L’expérience des toilettes mobiles

Il y a aussi le Centre Hospitalier Universitaire de Yaoundé, l’une des formations sanitaires les plus fréquentées de la capitale. L’accès dans ces formations n’est plus de tout repos à cause de l’insécurité qui y règne souvent, notamment avec les vols d’enfants récurrents ces dernières années. La société Dorothy Company a pris la mesure de l’installation des toilettes mobiles dans la ville de Yaoundé et Douala. L’entreprise vit de plus en plus de ses prestations auprès des particuliers. Les événements couverts sont les mariages, les obsèques, les cérémonies officielles. L’entreprise a déjà son plan de déploiement sur l’itinéraire du défilé à l’occasion de la Fête de l’Unité nationale le 20 Mai prochain. Il y a aussi le marché de la réception des invités au Palais de l’Unité qui pointe à l’horizon. Pour les particuliers, les taux pratiqués oscillent entre 80 000 FCFA et 120 000 FCFA en fonction du standard. Représentant du leader mondial des toilettes mobiles satellite-Thal, Dorothy souhaite à l’horizon 2035 assainir toutes les villes francophones d’Afrique, et améliorer les conditions de vie des populations en zones urbaines. Son siège situé au Carrefour Régie à Yaoundé connait aussi des problèmes d’évacuation des déchets collectés. L’on en a eu une illustration le 5 avril dernier, où après de multiples sollicitations pour information, le directeur administratif était à couteau tiré avec un assainisseur venu avec son camion vidanger l’une des fosses septiques de l’entreprise. Face aux plaintes pour défaut de paiement et des difficultés qui en découlent pour rallier la brousse où est vidée la citerne, le directeur administratif, répondra « on t’a appelé parce que même la deuxième fosse est déjà pleine ». En contre bas, quelques employés s’attèlent à laver les camionnettes de déplacement.

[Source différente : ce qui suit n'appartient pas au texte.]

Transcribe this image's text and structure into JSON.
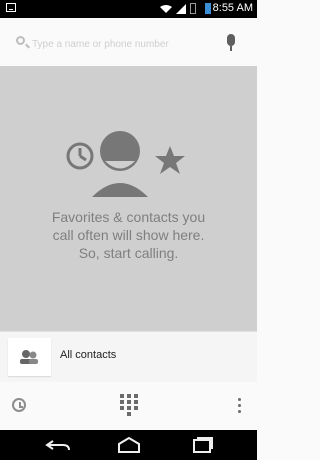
{
  "status_bar": {
    "time": "8:55 AM"
  },
  "search": {
    "placeholder": "Type a name or phone number"
  },
  "empty_state": {
    "line1": "Favorites & contacts you",
    "line2": "call often will show here.",
    "line3": "So, start calling."
  },
  "all_contacts": {
    "label": "All contacts"
  },
  "icons": {
    "status_left": "screenshot-icon",
    "wifi": "wifi-icon",
    "signal": "signal-icon",
    "battery": "battery-icon",
    "search": "search-icon",
    "mic": "mic-icon",
    "recent": "recent-icon",
    "dialpad": "dialpad-icon",
    "overflow": "overflow-icon",
    "contacts": "contacts-icon",
    "back": "back-icon",
    "home": "home-icon",
    "recents": "recents-icon"
  },
  "colors": {
    "statusbar_bg": "#000000",
    "main_bg": "#cfcfcf",
    "battery_accent": "#3a8fd7"
  }
}
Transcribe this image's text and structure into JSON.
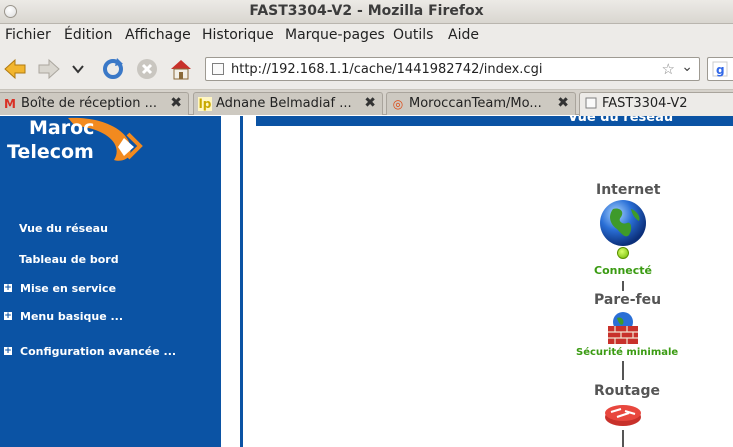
{
  "window": {
    "title": "FAST3304-V2 - Mozilla Firefox"
  },
  "menu": [
    "Fichier",
    "Édition",
    "Affichage",
    "Historique",
    "Marque-pages",
    "Outils",
    "Aide"
  ],
  "url": "http://192.168.1.1/cache/1441982742/index.cgi",
  "tabs": [
    {
      "label": "Boîte de réception ...",
      "icon": "gmail-icon"
    },
    {
      "label": "Adnane Belmadiaf ...",
      "icon": "lp-icon"
    },
    {
      "label": "MoroccanTeam/Mo...",
      "icon": "ubuntu-icon"
    },
    {
      "label": "FAST3304-V2",
      "icon": "page-icon",
      "active": true
    }
  ],
  "brand": {
    "line1": "Maroc",
    "line2": "Telecom"
  },
  "sidebar": {
    "items": [
      {
        "label": "Vue du réseau",
        "expandable": false
      },
      {
        "label": "Tableau de bord",
        "expandable": false
      },
      {
        "label": "Mise en service",
        "expandable": true
      },
      {
        "label": "Menu basique ...",
        "expandable": true
      },
      {
        "label": "Configuration avancée ...",
        "expandable": true
      }
    ]
  },
  "main": {
    "header": "Vue du réseau",
    "nodes": [
      {
        "label": "Internet",
        "status": "Connecté",
        "icon": "globe-icon"
      },
      {
        "label": "Pare-feu",
        "status": "Sécurité minimale",
        "icon": "firewall-icon"
      },
      {
        "label": "Routage",
        "icon": "router-icon"
      }
    ]
  },
  "colors": {
    "sidebar": "#0b53a4",
    "accent": "#f28a1f",
    "status_ok": "#3a9b12"
  }
}
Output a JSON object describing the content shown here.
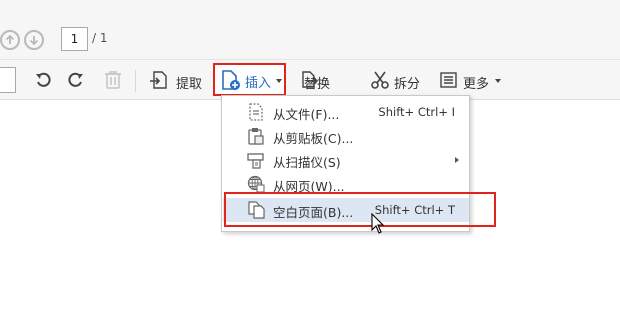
{
  "page_nav": {
    "current_page": "1",
    "total": "/ 1",
    "prev_icon": "arrow-up-circle-icon",
    "next_icon": "arrow-down-circle-icon"
  },
  "toolbar": {
    "undo_icon": "undo-icon",
    "redo_icon": "redo-icon",
    "delete_icon": "trash-icon",
    "extract_label": "提取",
    "insert_label": "插入",
    "replace_label": "替换",
    "split_label": "拆分",
    "more_label": "更多"
  },
  "insert_menu": {
    "items": [
      {
        "label": "从文件(F)...",
        "shortcut": "Shift+ Ctrl+ I",
        "icon": "file-icon"
      },
      {
        "label": "从剪贴板(C)...",
        "shortcut": "",
        "icon": "clipboard-icon"
      },
      {
        "label": "从扫描仪(S)",
        "shortcut": "",
        "icon": "scanner-icon",
        "has_submenu": true
      },
      {
        "label": "从网页(W)...",
        "shortcut": "",
        "icon": "globe-icon"
      },
      {
        "label": "空白页面(B)...",
        "shortcut": "Shift+ Ctrl+ T",
        "icon": "blank-page-icon",
        "active": true
      }
    ]
  },
  "colors": {
    "highlight_border": "#e1231b",
    "active_item_bg": "#dde6f3",
    "accent_blue": "#2b6cc4"
  }
}
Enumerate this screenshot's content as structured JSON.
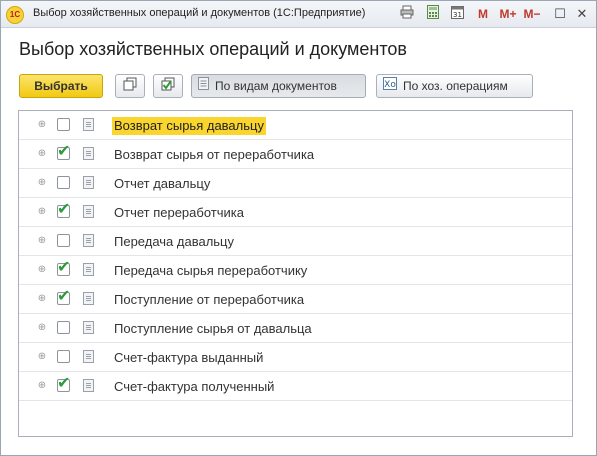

Les cabines, plus d’une trentaine occupent une grande partie de l’espace. Leur présence dans la ville de Yaoundé est le fruit d’une convention avec la Communauté urbaine de Yaoundé. Mais, les box ont presque disparu dans la ville.

Les assainisseurs

Le point névralgique des toilettes dans les municipalités du Cameroun se trouve au niveau des assainisseurs. C’est bouge cousue de ce côté à cause du flou qui règne dans l’évacuation des déchets issus des fosses septiques des édifices privés et des habitations. Votre journal s’est risqué dans une incursion à Nomayos dans l’arrondissement de Mbankomo qui constitue l’un des sites d’évacuation informels des déchets collectés. L’absence d’information qui règne dans le secteur du traitement et de l’évacuation des déchets est tout de même contraire au titre IV de la loi-cadre de 1996 relative à la gestion de l’environnement. L’unique chapitre de cette partie concerne la participation des populations et commande « le libre accès à l’information environnementale, sous réserve des impératifs de la défense nationale et de la sécurité de l’Etat ». Les mécanismes consultatifs permettant de recueillir l’opinion et l’apport des populations, leur représentation au sein des organes consultatifs en matière d’environnement, la production de l’information environnementale, la sensibilisation, la formation, la recherche et l’éducation environnementales, sont des avatars qui sont précisés dans la loi de 1996 qui orientent l’action des services d’hygiène dans les municipalités.